Mûnein | |
---|---|
Village | |
Country | Netherlands |
Province | Friesland |
Population | |
• Total | c. 700 |
Mûnein (Dutch: Molenend) is a small village in Tytsjerksteradiel in the province Friesland of the Netherlands and has around the 700 citizens (2008).
Until 1948 was Mûnein, a part of Oentsjerk. At the request of Village Interest in 1948 Mûnein received te village status in 1948 and came off Oentsjerk. the village status was given and Mûnein was independent of Oentsjerk. Until then, it was customary for the village status was given to areas with a church that did not Mûnein. Because there is a café, a primary school and associations, the state still provided by the municipality Tytsjerksteradiel on October 8, 1948.
Since 1953 Mûnein is officially part of the Trynwalden a region on a sand bar showing the villages of Oentsjerk. Gytsjerk, Aldtsjerk and Readtsjerk.
It was Theodore Baron Marius Theresius of Welderen Rengers by Heemstra State, which has stimulated the construction of the flax factory. He was a member of the commission Door Arbeid tot Verbetering, which was founded by his father, Julius Wilco. On May 6, 1898, upon the municipality Tytsjerksteradiel submitted an application to build a factory near the Swarte Broek, a lake near Mûnein. So wast the first factory built of the "N.V. Friesche Maatschappij van Vlasindustrie" in Mûnein, the name came in colorful tiles on the roof and stand on the front of the factory, where it still be read.
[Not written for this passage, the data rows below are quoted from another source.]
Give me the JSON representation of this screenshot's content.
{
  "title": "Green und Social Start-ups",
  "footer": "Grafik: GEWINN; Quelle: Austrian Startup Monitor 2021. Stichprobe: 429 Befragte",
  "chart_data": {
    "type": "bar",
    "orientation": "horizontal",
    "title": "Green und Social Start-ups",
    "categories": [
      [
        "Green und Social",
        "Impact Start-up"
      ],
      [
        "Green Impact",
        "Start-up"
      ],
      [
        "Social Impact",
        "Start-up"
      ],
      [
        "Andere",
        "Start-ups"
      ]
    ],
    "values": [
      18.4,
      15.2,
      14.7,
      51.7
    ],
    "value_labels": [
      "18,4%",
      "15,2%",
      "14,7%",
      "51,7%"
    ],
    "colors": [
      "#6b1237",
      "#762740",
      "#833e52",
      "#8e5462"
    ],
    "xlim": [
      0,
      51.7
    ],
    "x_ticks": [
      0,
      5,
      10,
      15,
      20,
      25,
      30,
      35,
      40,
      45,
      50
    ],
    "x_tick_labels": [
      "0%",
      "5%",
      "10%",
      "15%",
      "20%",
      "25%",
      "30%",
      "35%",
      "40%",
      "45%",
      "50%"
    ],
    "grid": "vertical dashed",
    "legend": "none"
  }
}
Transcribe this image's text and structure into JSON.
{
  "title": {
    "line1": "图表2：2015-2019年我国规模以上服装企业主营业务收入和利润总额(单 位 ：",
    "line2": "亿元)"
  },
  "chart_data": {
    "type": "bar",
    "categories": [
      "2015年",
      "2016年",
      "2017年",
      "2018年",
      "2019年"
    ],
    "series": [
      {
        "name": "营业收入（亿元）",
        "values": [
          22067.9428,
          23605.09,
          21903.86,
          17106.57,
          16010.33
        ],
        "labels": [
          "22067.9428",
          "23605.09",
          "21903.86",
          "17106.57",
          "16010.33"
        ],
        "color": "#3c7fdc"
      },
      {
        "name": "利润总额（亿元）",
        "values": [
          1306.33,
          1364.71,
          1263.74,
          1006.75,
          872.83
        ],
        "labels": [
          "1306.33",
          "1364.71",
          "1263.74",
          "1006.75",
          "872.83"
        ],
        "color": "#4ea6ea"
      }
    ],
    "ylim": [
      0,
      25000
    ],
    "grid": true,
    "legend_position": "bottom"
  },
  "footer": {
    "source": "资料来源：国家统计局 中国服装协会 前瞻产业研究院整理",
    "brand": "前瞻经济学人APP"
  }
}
The location of the Swarte Broek was chosen because the flax had first go through rotting process in the open waters. The opening of the factory on November 24, 1898 with JJ Westra as director. The plant is to 24 April 1967 served. The restored smokestack and a statue on the square in town still refer to the time of the flax processing. Today there is a small form of housing for the mentally handicapped in the old flax factory and by the tall smokestack still be seen from afar.
Mûnein became national news in 1953 by the birth of a Siamese twins on November 8, 1953. Village Doctor Wijthoff Frisia Staete joined the new mother that her seventh child would receive after they gave birth to two babies joined at the stomach. They were rushed by taxi to the Diakonessenhuis a hospital in Leeuwarden charged. The babies grew well and after examination revealed they had their own hearts, lungs and other organs have Fitál. They were in the body independent of each other. it was discussed with an English physician who had experience with a separation of Siamese twins. Seven months after birth, in 1954 the twins underwent surgery to separate them. They were the first Siamese twins in the Netherlands to have a successful separation.